Bagaimana mungkin organisasi Islam menjadikan agamanya sebagai landasan gerakan tetapi memisahkannya dari kehidupan yang mengusahakan pada pengembangan sumber daya kognitif dan hubungan antar manusia.
Sebagai kaki tangan pergerakan Muhamadiyyah, IMM justru seakan-akan menanggalkan budaya puritan sebagai gagasan Muhamadiyyah selama ini dengan membawa terminogi tajdid dalam dakwahnya, malah kesannya terlihat hanya obsesi terhadap pemikiran dari semenanjung Eropa untuk mencapai sebuah predikat sebagai Islam kebarat-baratan.
Jika menilik pada tujuannya, “Terbentuknya akademisi Islam berakhlak mulia dalam rangka mencapai tujuan Muhamadiyyah” yang sangat religius ini, menimbulkan beberapa pertanyaan di hati penulisdalam 2 trikom dan trilogi yang tidak melibatkan agama itu.
– Kemana peran agama untuk bertanggung jawab terhadap inteletualitas dan kemahasiswaan itu?
– Kemana peran agama untuk bertanggung jawab terhadap kemasyarakatan dan humanitas itu?

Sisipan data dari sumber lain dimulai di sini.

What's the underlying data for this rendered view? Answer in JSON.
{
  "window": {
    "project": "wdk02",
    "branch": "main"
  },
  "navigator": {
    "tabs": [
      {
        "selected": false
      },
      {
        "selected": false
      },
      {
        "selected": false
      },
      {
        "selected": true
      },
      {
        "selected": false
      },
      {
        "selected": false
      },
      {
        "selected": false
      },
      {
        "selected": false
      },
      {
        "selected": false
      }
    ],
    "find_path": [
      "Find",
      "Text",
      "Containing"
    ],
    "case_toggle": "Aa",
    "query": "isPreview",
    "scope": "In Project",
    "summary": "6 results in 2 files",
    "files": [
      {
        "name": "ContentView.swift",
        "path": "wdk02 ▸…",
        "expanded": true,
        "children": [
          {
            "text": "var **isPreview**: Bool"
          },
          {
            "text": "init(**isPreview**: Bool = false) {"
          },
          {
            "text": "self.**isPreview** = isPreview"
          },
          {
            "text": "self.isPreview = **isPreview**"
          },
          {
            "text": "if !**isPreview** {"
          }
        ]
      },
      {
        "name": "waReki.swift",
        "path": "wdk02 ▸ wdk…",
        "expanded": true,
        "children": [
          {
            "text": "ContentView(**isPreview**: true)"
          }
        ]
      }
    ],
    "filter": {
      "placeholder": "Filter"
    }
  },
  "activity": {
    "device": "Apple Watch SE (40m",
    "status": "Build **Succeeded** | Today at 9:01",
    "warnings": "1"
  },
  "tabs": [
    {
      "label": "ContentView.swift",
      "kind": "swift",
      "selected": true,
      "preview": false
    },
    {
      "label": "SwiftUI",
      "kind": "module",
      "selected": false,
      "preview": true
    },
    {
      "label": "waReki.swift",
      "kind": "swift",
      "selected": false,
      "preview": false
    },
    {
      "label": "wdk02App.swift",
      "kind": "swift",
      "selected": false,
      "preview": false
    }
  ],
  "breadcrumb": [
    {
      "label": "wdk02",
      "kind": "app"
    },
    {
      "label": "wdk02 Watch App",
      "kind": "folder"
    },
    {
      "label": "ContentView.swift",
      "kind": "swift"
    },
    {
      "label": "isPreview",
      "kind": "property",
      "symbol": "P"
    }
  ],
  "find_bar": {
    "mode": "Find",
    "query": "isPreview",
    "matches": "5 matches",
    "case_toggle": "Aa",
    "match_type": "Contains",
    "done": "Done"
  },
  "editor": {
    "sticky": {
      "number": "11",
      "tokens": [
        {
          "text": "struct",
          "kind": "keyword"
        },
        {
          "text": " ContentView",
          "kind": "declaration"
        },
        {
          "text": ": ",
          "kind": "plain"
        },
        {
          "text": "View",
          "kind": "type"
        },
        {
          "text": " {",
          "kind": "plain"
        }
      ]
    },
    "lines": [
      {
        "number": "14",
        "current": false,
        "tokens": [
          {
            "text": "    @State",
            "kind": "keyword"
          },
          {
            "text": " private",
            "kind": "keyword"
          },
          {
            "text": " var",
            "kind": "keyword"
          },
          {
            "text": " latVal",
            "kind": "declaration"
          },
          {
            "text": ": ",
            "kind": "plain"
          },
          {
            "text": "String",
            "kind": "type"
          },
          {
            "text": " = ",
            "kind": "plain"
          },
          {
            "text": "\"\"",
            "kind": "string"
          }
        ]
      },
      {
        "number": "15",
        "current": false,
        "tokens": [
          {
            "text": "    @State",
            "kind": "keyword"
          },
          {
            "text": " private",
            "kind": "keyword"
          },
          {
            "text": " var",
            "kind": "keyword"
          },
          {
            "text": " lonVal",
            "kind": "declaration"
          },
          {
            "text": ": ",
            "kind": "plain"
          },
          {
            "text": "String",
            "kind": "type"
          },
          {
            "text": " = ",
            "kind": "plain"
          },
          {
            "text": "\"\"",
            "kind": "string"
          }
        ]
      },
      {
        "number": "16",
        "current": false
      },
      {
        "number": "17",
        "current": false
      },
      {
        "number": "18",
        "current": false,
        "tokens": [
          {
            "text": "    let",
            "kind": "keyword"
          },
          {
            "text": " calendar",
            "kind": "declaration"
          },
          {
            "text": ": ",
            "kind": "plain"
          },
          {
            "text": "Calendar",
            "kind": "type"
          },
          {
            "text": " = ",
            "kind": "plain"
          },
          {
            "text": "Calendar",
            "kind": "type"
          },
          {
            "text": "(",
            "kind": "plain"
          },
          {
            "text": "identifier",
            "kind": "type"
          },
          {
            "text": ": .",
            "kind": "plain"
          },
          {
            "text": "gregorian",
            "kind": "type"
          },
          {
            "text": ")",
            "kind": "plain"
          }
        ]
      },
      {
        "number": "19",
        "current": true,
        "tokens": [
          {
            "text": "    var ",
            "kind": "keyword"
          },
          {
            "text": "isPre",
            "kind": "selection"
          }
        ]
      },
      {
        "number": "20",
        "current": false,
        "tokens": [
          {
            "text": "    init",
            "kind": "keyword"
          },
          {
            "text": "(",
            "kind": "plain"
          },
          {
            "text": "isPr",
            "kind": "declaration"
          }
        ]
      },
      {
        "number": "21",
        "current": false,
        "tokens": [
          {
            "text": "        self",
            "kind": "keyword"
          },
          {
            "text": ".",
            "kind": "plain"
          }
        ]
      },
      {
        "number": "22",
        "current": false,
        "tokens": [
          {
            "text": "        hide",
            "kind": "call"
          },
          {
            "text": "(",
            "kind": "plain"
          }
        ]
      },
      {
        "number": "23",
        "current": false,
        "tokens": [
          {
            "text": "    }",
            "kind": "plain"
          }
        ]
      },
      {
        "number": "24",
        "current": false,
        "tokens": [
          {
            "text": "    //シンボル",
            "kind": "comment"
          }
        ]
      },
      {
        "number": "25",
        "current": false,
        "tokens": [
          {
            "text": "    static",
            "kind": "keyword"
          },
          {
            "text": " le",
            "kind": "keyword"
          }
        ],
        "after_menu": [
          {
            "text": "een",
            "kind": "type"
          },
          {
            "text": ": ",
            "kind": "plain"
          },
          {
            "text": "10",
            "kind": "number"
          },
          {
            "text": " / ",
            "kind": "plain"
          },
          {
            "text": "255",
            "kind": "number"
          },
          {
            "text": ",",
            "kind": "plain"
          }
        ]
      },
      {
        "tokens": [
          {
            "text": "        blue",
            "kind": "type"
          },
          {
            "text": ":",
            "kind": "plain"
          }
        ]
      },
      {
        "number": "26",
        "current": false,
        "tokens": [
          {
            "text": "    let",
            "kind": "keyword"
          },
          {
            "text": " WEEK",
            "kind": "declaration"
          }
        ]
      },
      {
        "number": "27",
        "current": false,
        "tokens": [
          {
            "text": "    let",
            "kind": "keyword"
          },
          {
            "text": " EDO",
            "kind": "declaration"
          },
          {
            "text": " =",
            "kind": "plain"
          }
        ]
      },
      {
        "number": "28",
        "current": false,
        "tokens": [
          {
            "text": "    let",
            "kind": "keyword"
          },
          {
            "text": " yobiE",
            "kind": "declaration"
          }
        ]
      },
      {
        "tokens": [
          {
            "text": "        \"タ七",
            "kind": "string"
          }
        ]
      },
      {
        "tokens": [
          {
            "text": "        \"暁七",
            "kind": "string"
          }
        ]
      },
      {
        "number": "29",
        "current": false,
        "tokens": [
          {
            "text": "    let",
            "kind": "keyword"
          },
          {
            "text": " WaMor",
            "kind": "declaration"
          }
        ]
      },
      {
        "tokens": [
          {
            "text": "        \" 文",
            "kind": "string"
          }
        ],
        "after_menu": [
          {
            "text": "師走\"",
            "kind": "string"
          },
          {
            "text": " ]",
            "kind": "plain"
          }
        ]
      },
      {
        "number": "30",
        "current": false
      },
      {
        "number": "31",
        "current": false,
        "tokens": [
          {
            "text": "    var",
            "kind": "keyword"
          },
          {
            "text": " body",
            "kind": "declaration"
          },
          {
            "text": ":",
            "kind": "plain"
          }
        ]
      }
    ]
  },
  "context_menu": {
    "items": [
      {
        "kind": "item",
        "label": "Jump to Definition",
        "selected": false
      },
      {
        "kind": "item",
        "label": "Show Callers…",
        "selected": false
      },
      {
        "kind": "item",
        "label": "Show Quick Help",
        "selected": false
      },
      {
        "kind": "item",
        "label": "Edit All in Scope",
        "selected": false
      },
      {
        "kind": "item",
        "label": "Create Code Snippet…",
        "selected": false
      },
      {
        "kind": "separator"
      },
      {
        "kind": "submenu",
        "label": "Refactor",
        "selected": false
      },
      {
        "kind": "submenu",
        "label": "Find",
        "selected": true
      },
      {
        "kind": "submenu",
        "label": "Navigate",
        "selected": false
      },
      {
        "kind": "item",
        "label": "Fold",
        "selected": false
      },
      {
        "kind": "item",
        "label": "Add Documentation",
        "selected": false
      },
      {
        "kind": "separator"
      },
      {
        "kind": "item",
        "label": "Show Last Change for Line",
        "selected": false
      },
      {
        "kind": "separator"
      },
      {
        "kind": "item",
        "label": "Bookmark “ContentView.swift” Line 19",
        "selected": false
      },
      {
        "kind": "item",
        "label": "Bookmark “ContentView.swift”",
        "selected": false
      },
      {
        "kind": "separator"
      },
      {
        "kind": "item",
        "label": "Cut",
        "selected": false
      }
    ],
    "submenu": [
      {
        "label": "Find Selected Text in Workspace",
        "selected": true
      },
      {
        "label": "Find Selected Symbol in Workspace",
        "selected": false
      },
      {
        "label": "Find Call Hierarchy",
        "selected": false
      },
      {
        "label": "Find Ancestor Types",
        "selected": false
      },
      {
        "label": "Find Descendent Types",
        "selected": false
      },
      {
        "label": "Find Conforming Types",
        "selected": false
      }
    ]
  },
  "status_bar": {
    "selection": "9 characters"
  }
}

Yang lebih spesialnya lagi, dalam satu perkaderan yang diikuti penulis, satu dari sebagian besar yang ada, mengatakan demikian, “ada tiga ya untuk mewadahi yang ingin ke agama ya ke agama, yang ingin ke bermasyarakat ya bermasyarakat” dan seterusnya. Yang membuat hati ini semakin yakin mengapa tulisan ini harus dikirimkan; Adanya sekularisasi ilmu di IMM. (*)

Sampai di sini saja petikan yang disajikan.